Metabolic reprogramming plays a key role in breast cancer progression, but its underlying mechanisms and clinical relevance remain poorly understood. This study integrated multi-omics data from 1,086 breast tumors and 99 normal tissues (TCGA/GEO databases) through combined transcriptomic and single-cell sequencing analyses, pioneering the demonstration of the central regulatory role of N-glycosylation biosynthesis. We identified significant activation of this pathway (P < 0.001), which exhibited co-evolutionary dynamics with high-frequency mutations (TP53/PIK3CA) and enriched specific mutations (PKHD1/BRIP1; P < 10⁻⁴). Mechanistically, this may involve endoplasmic reticulum stress-driven upregulation of glycosyltransferases via the XBP1 pathway.
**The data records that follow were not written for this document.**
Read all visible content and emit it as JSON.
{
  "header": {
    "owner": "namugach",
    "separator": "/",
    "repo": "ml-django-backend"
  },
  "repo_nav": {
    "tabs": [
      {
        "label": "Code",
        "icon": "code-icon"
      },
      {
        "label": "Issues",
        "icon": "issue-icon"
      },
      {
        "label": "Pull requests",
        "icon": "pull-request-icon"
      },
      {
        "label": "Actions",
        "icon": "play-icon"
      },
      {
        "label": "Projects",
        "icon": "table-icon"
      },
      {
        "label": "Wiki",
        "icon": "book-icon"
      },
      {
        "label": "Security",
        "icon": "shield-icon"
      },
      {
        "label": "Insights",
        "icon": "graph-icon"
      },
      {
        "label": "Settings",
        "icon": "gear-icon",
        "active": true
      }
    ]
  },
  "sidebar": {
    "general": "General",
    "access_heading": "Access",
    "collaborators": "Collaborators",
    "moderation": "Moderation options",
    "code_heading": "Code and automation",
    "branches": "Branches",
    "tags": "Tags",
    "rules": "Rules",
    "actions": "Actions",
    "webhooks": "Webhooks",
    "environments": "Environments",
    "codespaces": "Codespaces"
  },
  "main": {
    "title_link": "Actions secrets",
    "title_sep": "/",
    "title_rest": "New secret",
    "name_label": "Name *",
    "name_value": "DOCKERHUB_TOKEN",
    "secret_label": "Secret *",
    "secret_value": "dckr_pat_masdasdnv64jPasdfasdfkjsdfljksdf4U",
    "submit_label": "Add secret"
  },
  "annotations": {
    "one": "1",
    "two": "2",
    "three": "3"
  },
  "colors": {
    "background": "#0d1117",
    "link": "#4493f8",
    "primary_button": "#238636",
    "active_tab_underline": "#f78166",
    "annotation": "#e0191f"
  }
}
Clinically, tumors with elevated N-glycosylation showed enhanced sensitivity to gemcitabine (32% reduction in half-maximal inhibitory concentration (IC₅₀); P < 0.01) but acquired resistance to the PI3K inhibitor AZD6482 (41% increase in IC₅₀; P < 0.001), providing a molecular basis for chemotherapeutic stratification. Analysis of the tumor microenvironment further revealed macrophage-specific overexpression of SRD5A3 (P < 0.001), which activated the IL-12 signaling pathway (FDR = 0.006) to modulate Th1 cell differentiation—uncovering a novel mechanism of metabolic reprogramming-mediated immune evasion. Our work systematically delineates the pivotal role of N-glycosylation within the "metabolism-genome-immune" network, establishing a foundation for personalized therapy and targeted interventions in breast cancer. These findings collectively highlight N-glycosylation as a clinically actionable metabolic hallmark in breast cancer.